Publicado 16/02/2018 08:00

Fernando Jáuregui.- Vencer el espíritu de Atila

MADRID, 16 Feb. (OTR/PRESS) -

Conozco solo tangencialmente al empresario mediático Jaume Roures y de mi escaso contacto con él solo puedo decir que entre nosotros se generó una instantánea antipatía mutua. Jamás trabajé ni colaboré en sus medios. Por eso creo que tengo títulos de cierta credibilidad cuando digo que me pareció incomprensible el informe de la Unidad Central Operativa de la Guardia Civil, atribuyéndole un papel estelar en el procés independentista. No he visto pruebas concluyentes de tal participación activa en la nota de la Benemérita, y también estoy en desacuerdo con algunos comentarios que a este respecto he escuchado y leído: ni ser trostskista, ni independentista, ni rico, ni antipático son, desde luego, causa bastante para incriminar a alguien de manera pública en un proceso delictivo. Quizá las escuchas -judicialmente autorizadas, es de suponer- practicadas a Roures y sus colaboradores arrojen indicios que a mí ahora me son desconocidos: pero las acusaciones hay que basarlas en hechos, no en indicios.

Y esto es algo que, unido a otras cuestiones anteriores, me suscita una indudable preocupación: el Estado de derecho ha de defenderse de quienes pretenden atacarlo, desmembrarlo o debilitarlo. Pero haciendo prevalecer en esta defensa todas y cada una de las garantías democráticas, y no aceptando jamás que en toda guerra la primera víctima es la verdad, seguida de la libertad de expresión.

Lo digo porque percibo un pétreo cierre de filas en el lado llamémosle constitucionalista -en el otro ya ni digamos, claro-- ante el enorme ataque independentista de que somos objeto el conjunto de los españoles, los catalanes incluidos. Y ese cierre incluye lo que yo considero excesivos rigores judiciales a la hora de mantener prisiones provisionales, una desmedida vehemencia mediática frente al 'contrario' y una radicalización en la opinión pública que, una vez más, nos sitúa ante las dos Españas, la de los 'buenos' y la de los 'malos'. Y yo, al menos, eso no lo quiero en mi muy amado país.

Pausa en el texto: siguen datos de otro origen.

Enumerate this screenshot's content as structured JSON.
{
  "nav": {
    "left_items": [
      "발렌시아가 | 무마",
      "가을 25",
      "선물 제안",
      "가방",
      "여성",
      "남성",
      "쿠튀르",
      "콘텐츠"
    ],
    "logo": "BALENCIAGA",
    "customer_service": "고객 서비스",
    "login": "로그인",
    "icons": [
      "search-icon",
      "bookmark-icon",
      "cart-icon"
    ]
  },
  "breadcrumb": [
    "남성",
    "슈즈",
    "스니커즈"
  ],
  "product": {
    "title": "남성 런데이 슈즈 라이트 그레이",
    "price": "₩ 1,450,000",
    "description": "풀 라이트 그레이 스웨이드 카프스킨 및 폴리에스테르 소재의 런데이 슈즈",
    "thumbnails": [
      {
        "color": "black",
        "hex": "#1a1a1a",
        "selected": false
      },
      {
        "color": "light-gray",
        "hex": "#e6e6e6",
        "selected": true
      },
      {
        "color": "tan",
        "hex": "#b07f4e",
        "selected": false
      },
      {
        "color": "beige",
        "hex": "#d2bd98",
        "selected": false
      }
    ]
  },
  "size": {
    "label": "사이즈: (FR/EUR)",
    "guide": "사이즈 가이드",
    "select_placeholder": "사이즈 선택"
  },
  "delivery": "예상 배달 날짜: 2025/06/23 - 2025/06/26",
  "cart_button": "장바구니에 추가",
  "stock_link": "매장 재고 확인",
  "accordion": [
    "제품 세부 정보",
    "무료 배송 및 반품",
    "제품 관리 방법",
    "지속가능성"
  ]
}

Es urgente el debate, el diálogo, la confrontación de ideas -de ideas, digo--. Que tertulianos de un lado acudan a programas del otro lado. Que los constitucionalistas y juristas de ambas partes expongan en foros comunes sus puntos de vista contrapuestos. Normalicemos la discrepancia. Y eso supone fomentar las apariciones públicas de aquellos que expresan posiciones que nos disgustan. Incluyendo el independentismo de un territorio respecto del conjunto nacional. No, no me gustan, señor Roures, sus ideas, pero, como decía Voltaire, estoy dispuesto a dejarme la vida para que usted siga exponiéndolas libremente. Y creo que bien harían algunos jueces, comenzando por el ahora y seguramente a su pesar 'supermagistrado' Llarena, en explicar mejor algunos de sus autos, tan controvertidos, tan polémicos, como el que afecta al ex conseller Forn, por cuya trayectoria y postulados, debo advertirlo, siento una simpatía casi semejante a la que me distancia de Roures; pero una cosa es eso y otra mantenerlo en prisión provisional aludiendo a que no ha cambiado sus ideas independentistas, que es lo que se deducía del mentado auto judicial. Las ideas no delinquen, aunque delito pueda ser la manera de llevarlas a la práctica.

El país necesita, hay que decirlo una vez más, política. Y, para mí, la política es el arte de hacer posible lo que parecía imposible, la habilidad de coser rotos que parecían irrecuperables, de hacer bueno aquel 'hablando se entiende la gente' esgrimido por el Rey Juan Carlos I la primera vez que, hace más de dos décadas, hubo de recibir institucionalmente a un dirigente republicano. La política es, en suma, ese encuentro cara a cara entre Adolfo Suárez y Josep Tarradellas que instauró una orteguiana y beneficiosa 'conllevanza' con la problemática catalana, una 'pax cataláunica' -de Catalaunia, conste, que no de Cataluña- que, derrotado el espíritu de Atila, se iba a prolongar durante treinta años. Y que solo se rompió cuando volvieron algunos de esos políticos que, allí por donde galopan, no vuelve a crecer la hierba.

Y eso es, creo, lo urgente: acabar de una vez con ese 'complejo de Atila' que a veces se enseñorea de quienes parecen querer acabar con el Imperio romano o, en otros términos, con el sistema. O, más modestamente, con la conllevanza imprescindible entre unos españoles y otros.